Монахов милостиво позволил себя обнять. Холодный, гордый.
– Монахов, не уходи! Не уходи, прошу!
А Монахову ведь и не к кому было уходить… Он перестал притворяться – и расплылся в счастливой улыбке.
– Не ушел! Не ушел! Ну что это на тебе какие-то тряпки? Ну снимай же! Монахов…
К ночи они вышли на обезлюдевшую темную улицу, и Монахов почувствовал себя на юге. Это чувство он знал и очень любил, как первый в сезоне огурец. Такое чувство, будто попарился и вышел: легко, тепло и уже вечер. После парилки, выйдя даже на мороз, Монахов всегда вспоминал юг. Нельзя сказать, чтобы сейчас он вспомнил о парилке и сопоставил.

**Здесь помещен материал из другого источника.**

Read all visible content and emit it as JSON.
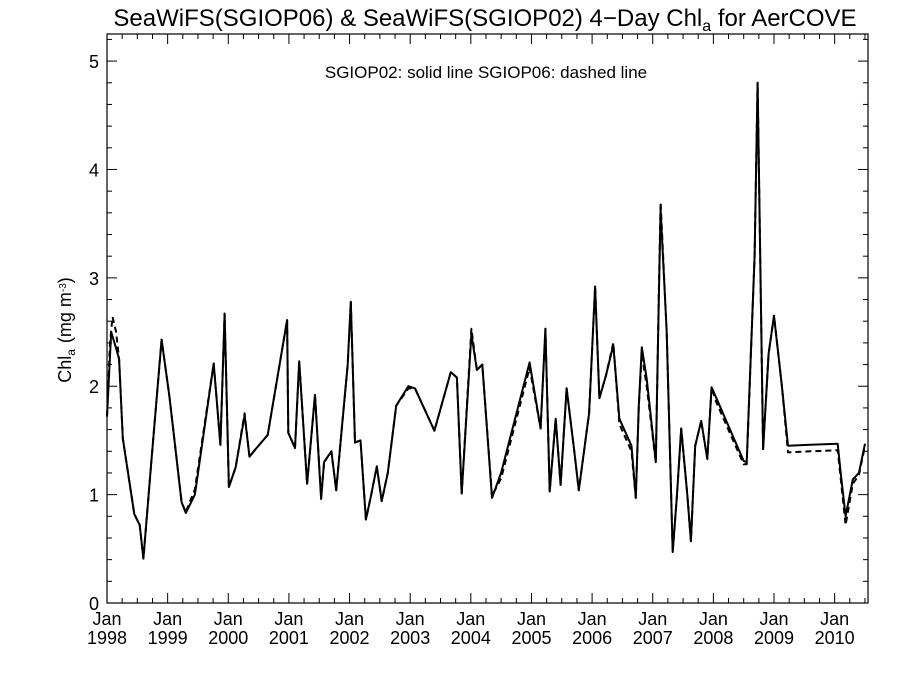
{
  "chart_data": {
    "type": "line",
    "title": {
      "main": "SeaWiFS(SGIOP06) & SeaWiFS(SGIOP02) 4−Day Chl",
      "sub": "a",
      "tail": " for AerCOVE"
    },
    "ylabel": {
      "main": "Chl",
      "sub": "a",
      "unit": "(mg m",
      "sup": "-3",
      "close": ")"
    },
    "xlabel": "",
    "annotation": "SGIOP02: solid line   SGIOP06: dashed line",
    "xlim": [
      1998.0,
      2010.55
    ],
    "ylim": [
      0,
      5.25
    ],
    "y_ticks": [
      {
        "value": 0,
        "label": "0"
      },
      {
        "value": 1,
        "label": "1"
      },
      {
        "value": 2,
        "label": "2"
      },
      {
        "value": 3,
        "label": "3"
      },
      {
        "value": 4,
        "label": "4"
      },
      {
        "value": 5,
        "label": "5"
      }
    ],
    "x_ticks": [
      {
        "value": 1998,
        "label_top": "Jan",
        "label_bottom": "1998"
      },
      {
        "value": 1999,
        "label_top": "Jan",
        "label_bottom": "1999"
      },
      {
        "value": 2000,
        "label_top": "Jan",
        "label_bottom": "2000"
      },
      {
        "value": 2001,
        "label_top": "Jan",
        "label_bottom": "2001"
      },
      {
        "value": 2002,
        "label_top": "Jan",
        "label_bottom": "2002"
      },
      {
        "value": 2003,
        "label_top": "Jan",
        "label_bottom": "2003"
      },
      {
        "value": 2004,
        "label_top": "Jan",
        "label_bottom": "2004"
      },
      {
        "value": 2005,
        "label_top": "Jan",
        "label_bottom": "2005"
      },
      {
        "value": 2006,
        "label_top": "Jan",
        "label_bottom": "2006"
      },
      {
        "value": 2007,
        "label_top": "Jan",
        "label_bottom": "2007"
      },
      {
        "value": 2008,
        "label_top": "Jan",
        "label_bottom": "2008"
      },
      {
        "value": 2009,
        "label_top": "Jan",
        "label_bottom": "2009"
      },
      {
        "value": 2010,
        "label_top": "Jan",
        "label_bottom": "2010"
      }
    ],
    "grid": false,
    "series": [
      {
        "style": "solid",
        "color": "#000000",
        "points": [
          [
            1998.0,
            1.72
          ],
          [
            1998.07,
            2.5
          ],
          [
            1998.15,
            2.35
          ],
          [
            1998.2,
            2.25
          ],
          [
            1998.26,
            1.52
          ],
          [
            1998.45,
            0.82
          ],
          [
            1998.54,
            0.72
          ],
          [
            1998.6,
            0.41
          ],
          [
            1998.73,
            1.3
          ],
          [
            1998.9,
            2.43
          ],
          [
            1999.03,
            1.9
          ],
          [
            1999.23,
            0.93
          ],
          [
            1999.3,
            0.83
          ],
          [
            1999.45,
            1.0
          ],
          [
            1999.76,
            2.21
          ],
          [
            1999.87,
            1.46
          ],
          [
            1999.94,
            2.67
          ],
          [
            2000.01,
            1.07
          ],
          [
            2000.12,
            1.25
          ],
          [
            2000.27,
            1.73
          ],
          [
            2000.35,
            1.35
          ],
          [
            2000.45,
            1.42
          ],
          [
            2000.65,
            1.55
          ],
          [
            2000.97,
            2.61
          ],
          [
            2000.99,
            1.57
          ],
          [
            2001.1,
            1.43
          ],
          [
            2001.17,
            2.23
          ],
          [
            2001.3,
            1.1
          ],
          [
            2001.43,
            1.92
          ],
          [
            2001.53,
            0.96
          ],
          [
            2001.58,
            1.3
          ],
          [
            2001.7,
            1.4
          ],
          [
            2001.78,
            1.04
          ],
          [
            2001.87,
            1.6
          ],
          [
            2001.97,
            2.2
          ],
          [
            2002.02,
            2.78
          ],
          [
            2002.09,
            1.48
          ],
          [
            2002.18,
            1.5
          ],
          [
            2002.27,
            0.77
          ],
          [
            2002.35,
            0.98
          ],
          [
            2002.45,
            1.26
          ],
          [
            2002.53,
            0.94
          ],
          [
            2002.63,
            1.2
          ],
          [
            2002.77,
            1.82
          ],
          [
            2002.97,
            2.0
          ],
          [
            2003.08,
            1.98
          ],
          [
            2003.4,
            1.59
          ],
          [
            2003.67,
            2.13
          ],
          [
            2003.77,
            2.08
          ],
          [
            2003.85,
            1.01
          ],
          [
            2004.01,
            2.48
          ],
          [
            2004.1,
            2.15
          ],
          [
            2004.19,
            2.2
          ],
          [
            2004.35,
            0.97
          ],
          [
            2004.5,
            1.2
          ],
          [
            2004.97,
            2.22
          ],
          [
            2005.15,
            1.61
          ],
          [
            2005.23,
            2.53
          ],
          [
            2005.3,
            1.03
          ],
          [
            2005.4,
            1.7
          ],
          [
            2005.48,
            1.09
          ],
          [
            2005.58,
            1.98
          ],
          [
            2005.7,
            1.43
          ],
          [
            2005.78,
            1.04
          ],
          [
            2005.95,
            1.75
          ],
          [
            2006.05,
            2.92
          ],
          [
            2006.12,
            1.89
          ],
          [
            2006.23,
            2.1
          ],
          [
            2006.35,
            2.38
          ],
          [
            2006.45,
            1.7
          ],
          [
            2006.65,
            1.45
          ],
          [
            2006.72,
            0.97
          ],
          [
            2006.77,
            1.82
          ],
          [
            2006.82,
            2.36
          ],
          [
            2006.9,
            2.07
          ],
          [
            2007.05,
            1.3
          ],
          [
            2007.1,
            2.8
          ],
          [
            2007.13,
            3.63
          ],
          [
            2007.23,
            2.5
          ],
          [
            2007.33,
            0.47
          ],
          [
            2007.4,
            1.0
          ],
          [
            2007.47,
            1.61
          ],
          [
            2007.57,
            1.0
          ],
          [
            2007.63,
            0.57
          ],
          [
            2007.7,
            1.45
          ],
          [
            2007.8,
            1.68
          ],
          [
            2007.9,
            1.33
          ],
          [
            2007.97,
            1.99
          ],
          [
            2008.05,
            1.89
          ],
          [
            2008.5,
            1.31
          ],
          [
            2008.55,
            1.3
          ],
          [
            2008.68,
            3.2
          ],
          [
            2008.73,
            4.8
          ],
          [
            2008.82,
            1.42
          ],
          [
            2008.91,
            2.3
          ],
          [
            2009.0,
            2.65
          ],
          [
            2009.13,
            2.0
          ],
          [
            2009.23,
            1.45
          ],
          [
            2009.6,
            1.46
          ],
          [
            2010.05,
            1.47
          ],
          [
            2010.1,
            1.2
          ],
          [
            2010.18,
            0.8
          ],
          [
            2010.3,
            1.14
          ],
          [
            2010.4,
            1.2
          ],
          [
            2010.5,
            1.47
          ]
        ]
      },
      {
        "style": "dashed",
        "color": "#000000",
        "points": [
          [
            1998.0,
            1.72
          ],
          [
            1998.05,
            2.4
          ],
          [
            1998.09,
            2.64
          ],
          [
            1998.15,
            2.5
          ],
          [
            1998.2,
            2.25
          ],
          [
            1998.26,
            1.52
          ],
          [
            1998.45,
            0.82
          ],
          [
            1998.54,
            0.72
          ],
          [
            1998.6,
            0.41
          ],
          [
            1998.73,
            1.3
          ],
          [
            1998.9,
            2.43
          ],
          [
            1999.03,
            1.9
          ],
          [
            1999.23,
            0.93
          ],
          [
            1999.3,
            0.84
          ],
          [
            1999.45,
            1.05
          ],
          [
            1999.76,
            2.21
          ],
          [
            1999.87,
            1.46
          ],
          [
            1999.94,
            2.67
          ],
          [
            2000.01,
            1.07
          ],
          [
            2000.12,
            1.25
          ],
          [
            2000.27,
            1.75
          ],
          [
            2000.35,
            1.35
          ],
          [
            2000.45,
            1.42
          ],
          [
            2000.65,
            1.55
          ],
          [
            2000.97,
            2.61
          ],
          [
            2000.99,
            1.57
          ],
          [
            2001.1,
            1.43
          ],
          [
            2001.17,
            2.23
          ],
          [
            2001.3,
            1.1
          ],
          [
            2001.43,
            1.92
          ],
          [
            2001.53,
            0.97
          ],
          [
            2001.58,
            1.3
          ],
          [
            2001.7,
            1.4
          ],
          [
            2001.78,
            1.04
          ],
          [
            2001.87,
            1.6
          ],
          [
            2001.97,
            2.2
          ],
          [
            2002.02,
            2.78
          ],
          [
            2002.09,
            1.48
          ],
          [
            2002.18,
            1.5
          ],
          [
            2002.27,
            0.77
          ],
          [
            2002.35,
            0.98
          ],
          [
            2002.45,
            1.26
          ],
          [
            2002.53,
            0.94
          ],
          [
            2002.63,
            1.2
          ],
          [
            2002.77,
            1.82
          ],
          [
            2002.97,
            1.98
          ],
          [
            2003.08,
            1.98
          ],
          [
            2003.4,
            1.59
          ],
          [
            2003.67,
            2.13
          ],
          [
            2003.77,
            2.08
          ],
          [
            2003.85,
            1.01
          ],
          [
            2004.01,
            2.53
          ],
          [
            2004.1,
            2.15
          ],
          [
            2004.19,
            2.2
          ],
          [
            2004.35,
            0.99
          ],
          [
            2004.5,
            1.15
          ],
          [
            2004.97,
            2.17
          ],
          [
            2005.15,
            1.61
          ],
          [
            2005.23,
            2.53
          ],
          [
            2005.3,
            1.03
          ],
          [
            2005.4,
            1.7
          ],
          [
            2005.48,
            1.09
          ],
          [
            2005.58,
            1.98
          ],
          [
            2005.7,
            1.43
          ],
          [
            2005.78,
            1.04
          ],
          [
            2005.95,
            1.75
          ],
          [
            2006.05,
            2.92
          ],
          [
            2006.12,
            1.89
          ],
          [
            2006.23,
            2.1
          ],
          [
            2006.35,
            2.4
          ],
          [
            2006.45,
            1.65
          ],
          [
            2006.65,
            1.4
          ],
          [
            2006.72,
            0.97
          ],
          [
            2006.77,
            1.82
          ],
          [
            2006.82,
            2.3
          ],
          [
            2006.9,
            2.0
          ],
          [
            2007.05,
            1.3
          ],
          [
            2007.1,
            2.85
          ],
          [
            2007.13,
            3.7
          ],
          [
            2007.23,
            2.5
          ],
          [
            2007.33,
            0.47
          ],
          [
            2007.4,
            1.0
          ],
          [
            2007.47,
            1.61
          ],
          [
            2007.57,
            1.0
          ],
          [
            2007.63,
            0.57
          ],
          [
            2007.7,
            1.45
          ],
          [
            2007.8,
            1.68
          ],
          [
            2007.9,
            1.33
          ],
          [
            2007.97,
            1.99
          ],
          [
            2008.05,
            1.85
          ],
          [
            2008.5,
            1.28
          ],
          [
            2008.55,
            1.28
          ],
          [
            2008.68,
            3.2
          ],
          [
            2008.73,
            4.8
          ],
          [
            2008.82,
            1.42
          ],
          [
            2008.91,
            2.3
          ],
          [
            2009.0,
            2.65
          ],
          [
            2009.13,
            2.0
          ],
          [
            2009.23,
            1.39
          ],
          [
            2009.6,
            1.4
          ],
          [
            2010.05,
            1.41
          ],
          [
            2010.1,
            1.15
          ],
          [
            2010.18,
            0.72
          ],
          [
            2010.3,
            1.1
          ],
          [
            2010.4,
            1.18
          ],
          [
            2010.5,
            1.45
          ]
        ]
      }
    ]
  }
}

– Юг – это юг, – сказал он, глубоко вздохнув.
Звезды усыпали небо, фонари уже погасли, однако было как-то светловато в этой полной ночи. Пахло костерком и каким-то первым сухим цветением. Здесь отцвела рыночная мимоза, готовил свои свечи каштан…
пропел Монахов и рассмеялся.
– Представляешь, “каштан – черемухой…”. Я так в детстве пел. Я ведь здесь был в детстве…
– Правда, влюбился? – Наталья счастливо чмокнула его в щеку.
Праздник не кончался. Девушка рядом и именно Наташа. Монахов чувствовал себя так юно! Он жалел, что давно забыл и не испытывал этого. Жизнь… Он чувствовал себя ровно так, как когда-то, на какой-то практике, в какой-то деревне, после танцев… Не молодым он себя все-таки почувствовал, а
– Слушай, а здесь парилка, в Ташкенте, есть? Здесь парятся?..
Ему только этого до полноты не хватало…
Такая пустая, полная ночь! И тут же – такое обилие запыхавшейся, подбежавшей вплотную жизни, в которую он почему-то сразу верит, что это жизнь, а не какие-то городские шумы: качнулась ветка, сорвалась птичка, прошелестела и осталась позади мысли, неузнанная и непойманная. Никогда он не узнает, о чем только что подумал: это наполняло его счастьем, он вдыхал этот согретый бензиновый воздух со следами запахов одеколонного цветения… Он ничего не видел, и это трепетное “ничего” – жило. А главное – пусто было…
– Наталья! – раздался голос из этой пустоты, и тут же, как привидение, возникла белая рубашка, прямо перед ним. Еще один отделился от ствола, третий, не проявляясь, маячил.
“Господи! как сейчас меня изобьют!..” – без страха подумал Монахов. Вернее, как молод был в нем этот страх, так все запрыгало, ухнуло вниз – такой прилив. Еще больше стало этого рассеянного света полной ночи – так светло! – еще полнее стала тишина и звонче шуршания…
– В чем дело? – грозно и уверенно подумал Монахов, но так сдавленно раздался этот голос, словно не из него. Никто его не услышал.
Бесконечность этого мгновения наконец завершилась.
– Ты, Зябликов? – тут же открыто и легко отозвалась Наталья и шагнула навстречу. Монахов чуть отстал, тактичный.